Did you know that experts refer to “normal” glasses as distance glasses? Together with reading glasses, they are one of the most common ways of improving vision. But what makes these single vision glasses so special – and what makes a good pair of glasses so good? It’s not just about the perfect lenses – the frame and precise adaptation to the wearer’s face play a key role when it comes to delivering the best possible vision. After all, glasses will help you see better depending on the precision with which the lenses and frames are adapted for the wearer. But what does it all come down to? Read on to find out everything you need to know about reading glasses, distance glasses and lenses that started out as “reading stones,” coloured, self-tinting lenses, selecting the right frame and how these days it’s easy to produce thin, lightweight lenses even for high-power prescriptions.
Reading and distance spectacles are the most common ways of improving vision. So what is it that makes these single vision lenses so special? And what are the key points to remember when choosing the best pair for you?
Single vision lenses are spectacle lenses that only have one dioptric power throughout the entire lens. They can be used to correct poor vision in either near or far viewing situations, which is why single vision lenses form the basis of both distance spectacles and reading spectacles. As well as offering different powers, these two popular types of spectacles also differ in their appearance: single vision lenses for long-sighted wearers are slightly thicker at the centre of the lens, while single vision lenses for short-sighted wearers are slightly thicker at the edges.
But whatever your prescription, modern technology can produce extraordinarily flat and lightweight lenses, even for high prescriptions. And with a choice between four different quality performance tiers, you can pick the solution that best matches your individual vision needs and reading habits. This means that you will benefit from single vision spectacles that give you perfect vision – and a perfect appearance!

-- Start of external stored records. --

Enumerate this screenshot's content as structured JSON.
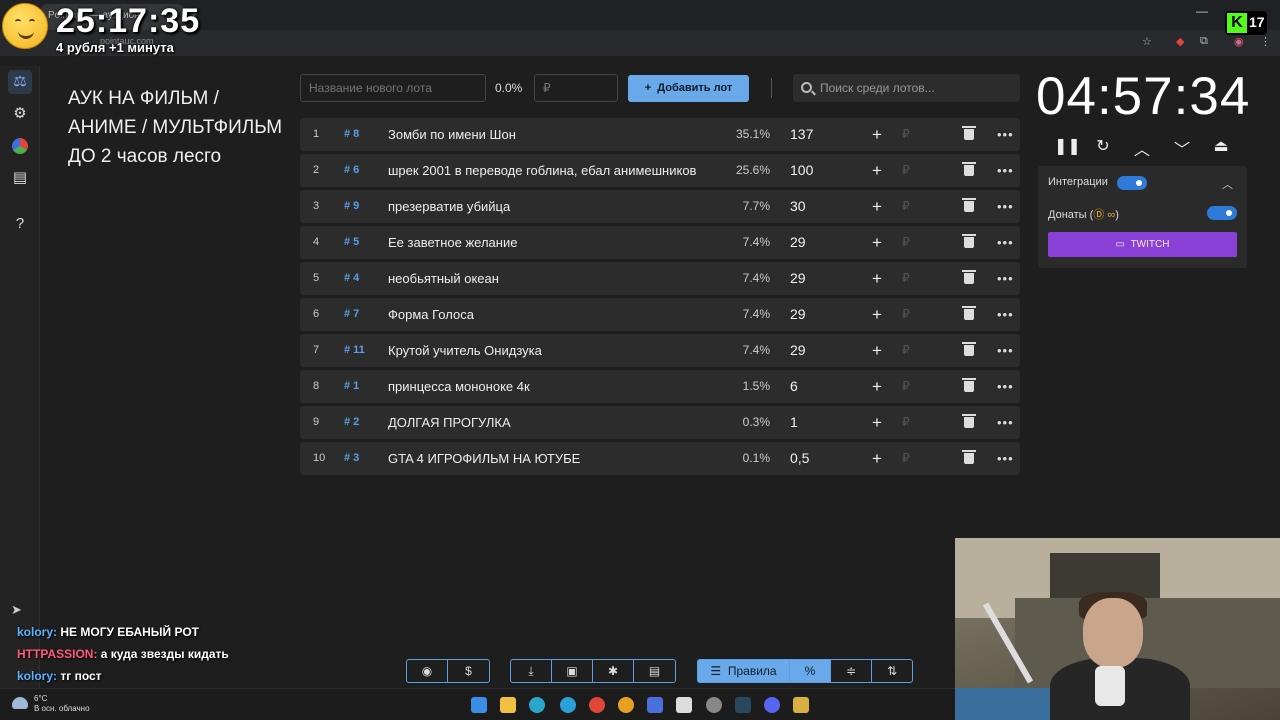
{
  "browser": {
    "tab_title": "Pointauc — аукцион",
    "url": "pointauc.com",
    "new_tab": "+",
    "win_min": "—",
    "win_max": "▢",
    "win_close": "✕"
  },
  "overlay": {
    "time": "25:17:35",
    "subtitle": "4 рубля +1 минута",
    "kick_count": "17",
    "kick_letter": "K"
  },
  "sidebar": {
    "items": [
      "auction",
      "settings",
      "statistics",
      "history",
      "help"
    ]
  },
  "title": "АУК НА ФИЛЬМ / АНИМЕ / МУЛЬТФИЛЬМ ДО 2 часов лесго",
  "new_lot": {
    "name_placeholder": "Название нового лота",
    "percent": "0.0%",
    "amount_placeholder": "₽",
    "add_button": "Добавить лот",
    "add_icon": "+"
  },
  "search": {
    "placeholder": "Поиск среди лотов..."
  },
  "lots": [
    {
      "num": "1",
      "id": "# 8",
      "name": "Зомби по имени Шон",
      "percent": "35.1%",
      "amount": "137"
    },
    {
      "num": "2",
      "id": "# 6",
      "name": "шрек 2001 в переводе гоблина, ебал анимешников",
      "percent": "25.6%",
      "amount": "100"
    },
    {
      "num": "3",
      "id": "# 9",
      "name": "презерватив убийца",
      "percent": "7.7%",
      "amount": "30"
    },
    {
      "num": "4",
      "id": "# 5",
      "name": "Ее заветное желание",
      "percent": "7.4%",
      "amount": "29"
    },
    {
      "num": "5",
      "id": "# 4",
      "name": "необьятный океан",
      "percent": "7.4%",
      "amount": "29"
    },
    {
      "num": "6",
      "id": "# 7",
      "name": "Форма Голоса",
      "percent": "7.4%",
      "amount": "29"
    },
    {
      "num": "7",
      "id": "# 11",
      "name": "Крутой учитель Онидзука",
      "percent": "7.4%",
      "amount": "29"
    },
    {
      "num": "8",
      "id": "# 1",
      "name": "принцесса мононоке 4к",
      "percent": "1.5%",
      "amount": "6"
    },
    {
      "num": "9",
      "id": "# 2",
      "name": "ДОЛГАЯ ПРОГУЛКА",
      "percent": "0.3%",
      "amount": "1"
    },
    {
      "num": "10",
      "id": "# 3",
      "name": "GTA 4 ИГРОФИЛЬМ НА ЮТУБЕ",
      "percent": "0.1%",
      "amount": "0,5"
    }
  ],
  "row_icons": {
    "plus": "+",
    "rub": "₽",
    "more": "•••"
  },
  "timer": {
    "display": "04:57:34",
    "controls": [
      "❚❚",
      "↻",
      "︿",
      "﹀",
      "⏏"
    ]
  },
  "integrations": {
    "label": "Интеграции",
    "donations_label": "Донаты (",
    "donations_icons": "Ⓓ ∞",
    "donations_close": ")",
    "chevron": "︿",
    "twitch_label": "TWITCH"
  },
  "toolbar": {
    "github": "◉",
    "donate": "$",
    "download": "⤓",
    "save": "▣",
    "bug": "✱",
    "clear": "▤",
    "rules_icon": "☰",
    "rules": "Правила",
    "percent": "%",
    "split": "≑",
    "sort": "⇅"
  },
  "chat": [
    {
      "user": "kolory:",
      "message": "НЕ МОГУ ЕБАНЫЙ РОТ"
    },
    {
      "user": "HTTPASSION:",
      "message": "а куда звезды кидать"
    },
    {
      "user": "kolory:",
      "message": "тг пост"
    }
  ],
  "taskbar": {
    "temp": "6°C",
    "weather": "В осн. облачно"
  },
  "colors": {
    "accent": "#6aa9e9",
    "lot_id": "#5a9fe8",
    "twitch": "#8a3fd6",
    "toggle": "#2f7ad8"
  }
}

Once people hit the age of 40, their close-up vision tends to deteriorate, and reading can become a challenging task , with words blurring together on the page. That’s when reading spectacles help. Reading spectacles are made by tailoring single vision lenses to the wearer’s individual reading distance, which is generally between 30 and 40 cm. As well as making life easier for people who enjoy curling up with a book, they can also be used to read the small text sizes often found on smart phones and tablets. Specially adjusted to each wearer’s visual habits and typical reading distance, they restore people’s ability to enjoy relaxed, fatigue-free vision at close distances – whatever their prescription.

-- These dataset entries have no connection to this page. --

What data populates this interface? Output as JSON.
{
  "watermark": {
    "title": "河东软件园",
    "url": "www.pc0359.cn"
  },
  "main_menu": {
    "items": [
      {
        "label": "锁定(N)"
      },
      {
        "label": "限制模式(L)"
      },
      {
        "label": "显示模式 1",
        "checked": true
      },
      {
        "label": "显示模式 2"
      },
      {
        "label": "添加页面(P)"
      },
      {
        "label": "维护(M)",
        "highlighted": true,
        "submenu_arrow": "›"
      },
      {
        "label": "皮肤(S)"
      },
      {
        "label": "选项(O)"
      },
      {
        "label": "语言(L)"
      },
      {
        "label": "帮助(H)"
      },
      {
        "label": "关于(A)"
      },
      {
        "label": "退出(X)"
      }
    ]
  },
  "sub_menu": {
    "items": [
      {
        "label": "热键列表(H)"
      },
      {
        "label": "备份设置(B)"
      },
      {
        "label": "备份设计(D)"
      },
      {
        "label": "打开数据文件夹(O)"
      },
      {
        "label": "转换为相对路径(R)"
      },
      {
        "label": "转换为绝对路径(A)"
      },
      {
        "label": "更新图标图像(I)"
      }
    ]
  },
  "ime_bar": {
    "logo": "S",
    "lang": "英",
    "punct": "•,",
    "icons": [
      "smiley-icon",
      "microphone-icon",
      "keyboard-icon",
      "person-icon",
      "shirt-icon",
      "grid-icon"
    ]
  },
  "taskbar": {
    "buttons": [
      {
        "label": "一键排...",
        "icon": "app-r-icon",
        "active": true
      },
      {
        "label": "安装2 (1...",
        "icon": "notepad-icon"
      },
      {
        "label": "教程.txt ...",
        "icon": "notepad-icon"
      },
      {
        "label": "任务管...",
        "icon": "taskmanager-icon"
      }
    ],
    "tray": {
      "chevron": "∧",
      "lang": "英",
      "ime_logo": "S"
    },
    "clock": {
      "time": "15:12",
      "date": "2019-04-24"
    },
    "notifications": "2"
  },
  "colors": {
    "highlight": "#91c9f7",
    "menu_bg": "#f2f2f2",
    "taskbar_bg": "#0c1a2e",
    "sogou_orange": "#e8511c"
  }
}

Why ’ready reader’ spectacles are best avoided
They may be cheap, but that’s just about the only point in their favour. Ready reader spectacles are now available from numerous supermarkets and other retailers , but these ready-made spectacle for reading fall far short of the standards required for a proper pair of spectacles. They are only available in 0.25 diopter increments – with the same strength for both eyes – and they are not tailored to the wearer’s unique visual needs, which means they fail to take into account factors such as the distance between a person’s eyes. That can cause prismatic effects and in some cases even prompt further deterioration in the wearer’s vision, ultimately leading to strained eyes, headaches, nausea and even migraines. The fact is that off-the-shelf reading spectacles can never supply the optimum correction of your vision that you would typically expect from a qualified optician. There’s no doubt that it’s worth investing in a professionally fitted pair of reading spectacles – not just to benefit from your full vision potential, but also to improve your overall sense of well-being.